In 1519-20, he was infeft in his father's lands of Brichmond or Brichtomy. He received a grant for the lands of Kinstearie from James V of Scotland in 1524. On 25 March 1525 Elizabeth Sutherland, 10th Countess of Sutherland and her husband Adam Gordon who were superiors of the lands of Sutherland granted to him the lands of Torboll and Pronsy which had previously belonged to the late Hugh Sutherland of Pronsy.

==Family==

In 1527, William Sutherland, 5th of Duffus resigned his lands of Duffus and Quarrelwood in Elgin, Moray, and Brichtmony, Kinstearie and the mill of Auldearn in Nairn in favour of his eldest son.
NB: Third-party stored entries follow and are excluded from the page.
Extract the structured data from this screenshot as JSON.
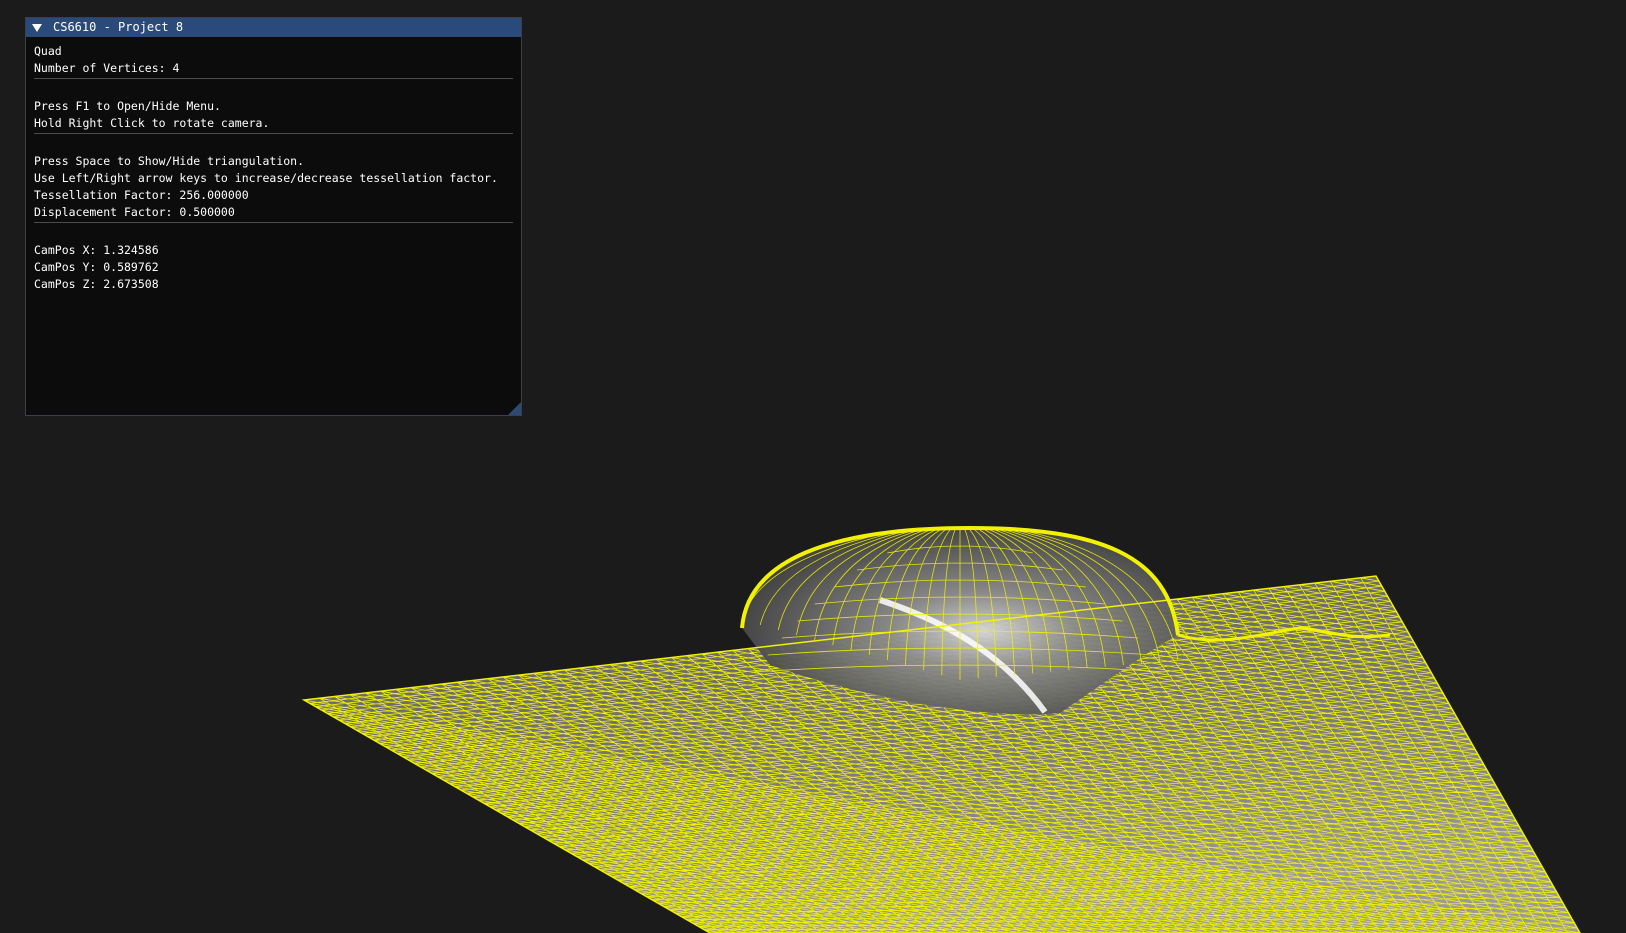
{
  "window": {
    "title": "CS6610 - Project 8"
  },
  "panel": {
    "model_name": "Quad",
    "vertex_count_label": "Number of Vertices: 4",
    "help_menu": "Press F1 to Open/Hide Menu.",
    "help_camera": "Hold Right Click to rotate camera.",
    "help_triangulation": "Press Space to Show/Hide triangulation.",
    "help_tessellation": "Use Left/Right arrow keys to increase/decrease tessellation factor.",
    "tessellation_factor": "Tessellation Factor: 256.000000",
    "displacement_factor": "Displacement Factor: 0.500000",
    "campos_x": "CamPos X: 1.324586",
    "campos_y": "CamPos Y: 0.589762",
    "campos_z": "CamPos Z: 2.673508"
  },
  "colors": {
    "background": "#1b1b1b",
    "title_bar": "#294a7a",
    "wireframe": "#f2f200",
    "surface": "#8a8a8a"
  }
}
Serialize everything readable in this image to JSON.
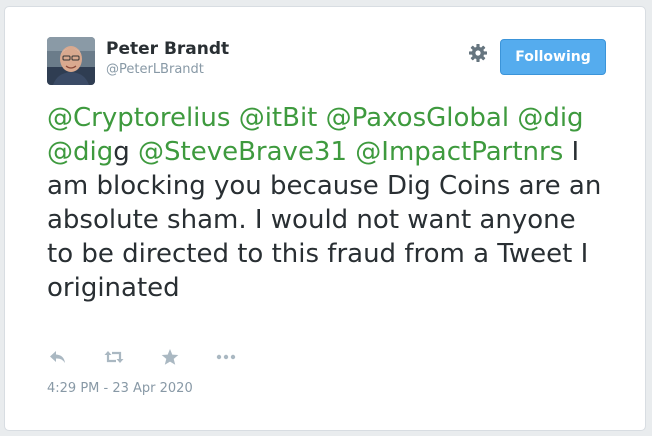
{
  "tweet": {
    "author_name": "Peter Brandt",
    "author_handle": "@PeterLBrandt",
    "follow_label": "Following",
    "text_parts": {
      "m1": "@Cryptorelius",
      "m2": "@itBit",
      "m3": "@PaxosGlobal",
      "m4": "@dig",
      "m5": "@dig",
      "m5_suffix": "g",
      "m6": "@SteveBrave31",
      "m7": "@ImpactPartnrs",
      "body": " I am blocking you because Dig Coins are an absolute sham. I would not want anyone to be directed to this fraud from a Tweet I originated"
    },
    "timestamp": "4:29 PM - 23 Apr 2020",
    "actions": [
      "reply-icon",
      "retweet-icon",
      "favorite-icon",
      "more-icon"
    ]
  },
  "colors": {
    "mention": "#3e9a3e",
    "follow_button": "#55acee",
    "text": "#292f33",
    "muted": "#8899a6"
  }
}
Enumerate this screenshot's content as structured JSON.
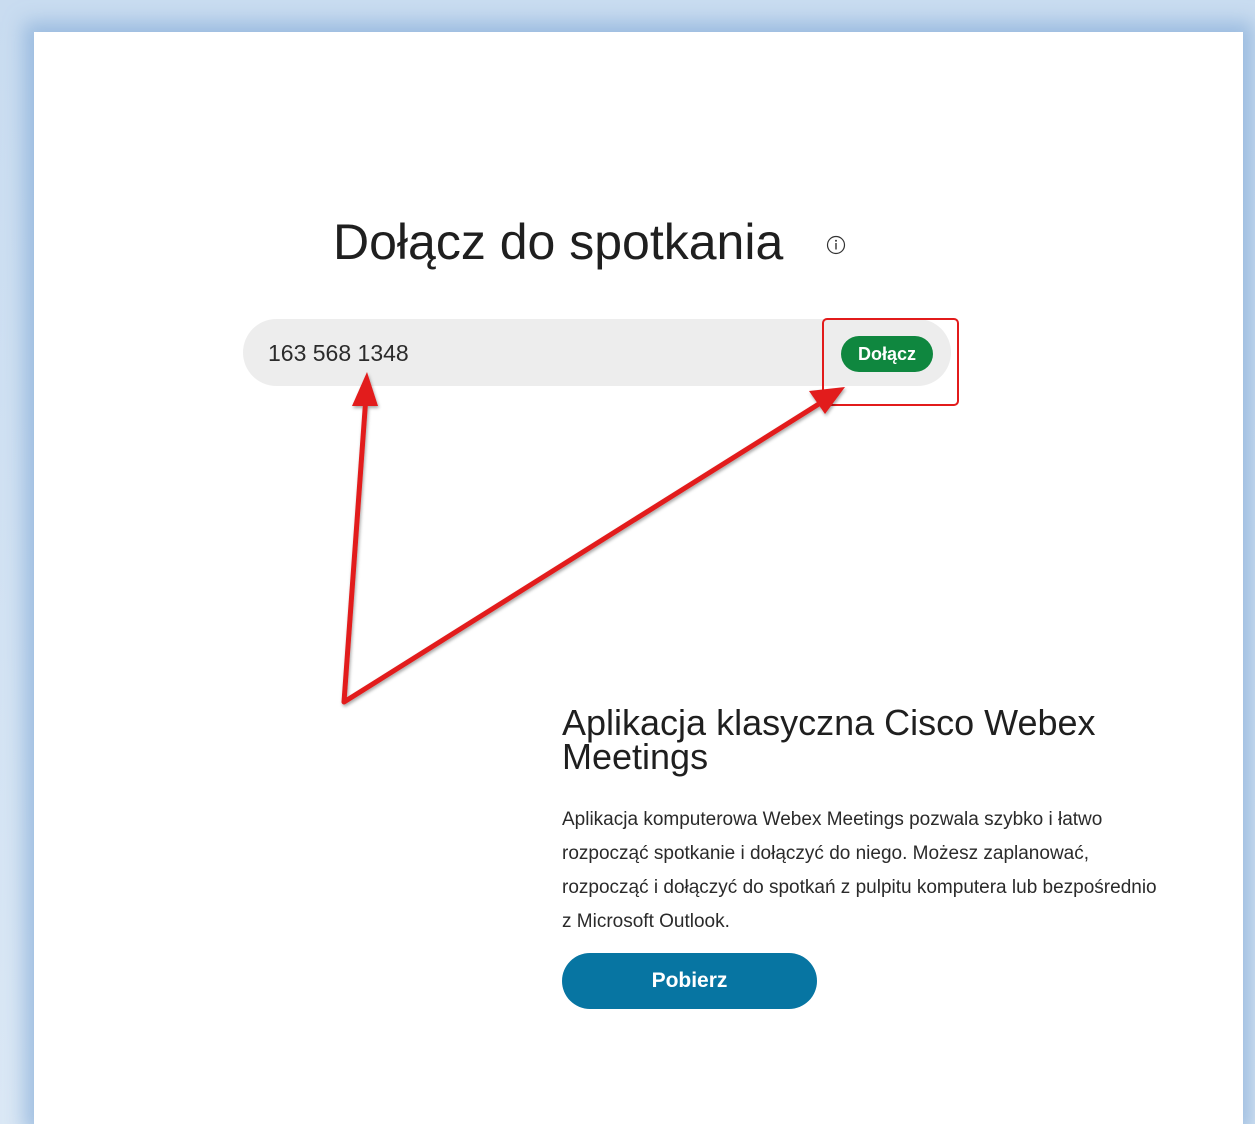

He died before 1 June 1529. He married Janet Innes, daughter of Alexander Innes and had the following children:

1. William Sutherland, 6th of Duffus, killed in 1530 leaving a son.
2. Alexander Sutherland, Dean of Caithness in 1529 and still alive in 1551. He obtained the rectory of Duffus in 1512 and in 1524 was made perpetual chaplain of the chapel of the Virgin Mary of the Castle of Duffus.
3. Elizabeth Sutherland, who married John Sinclair, 3rd Earl of Caithness and had issue.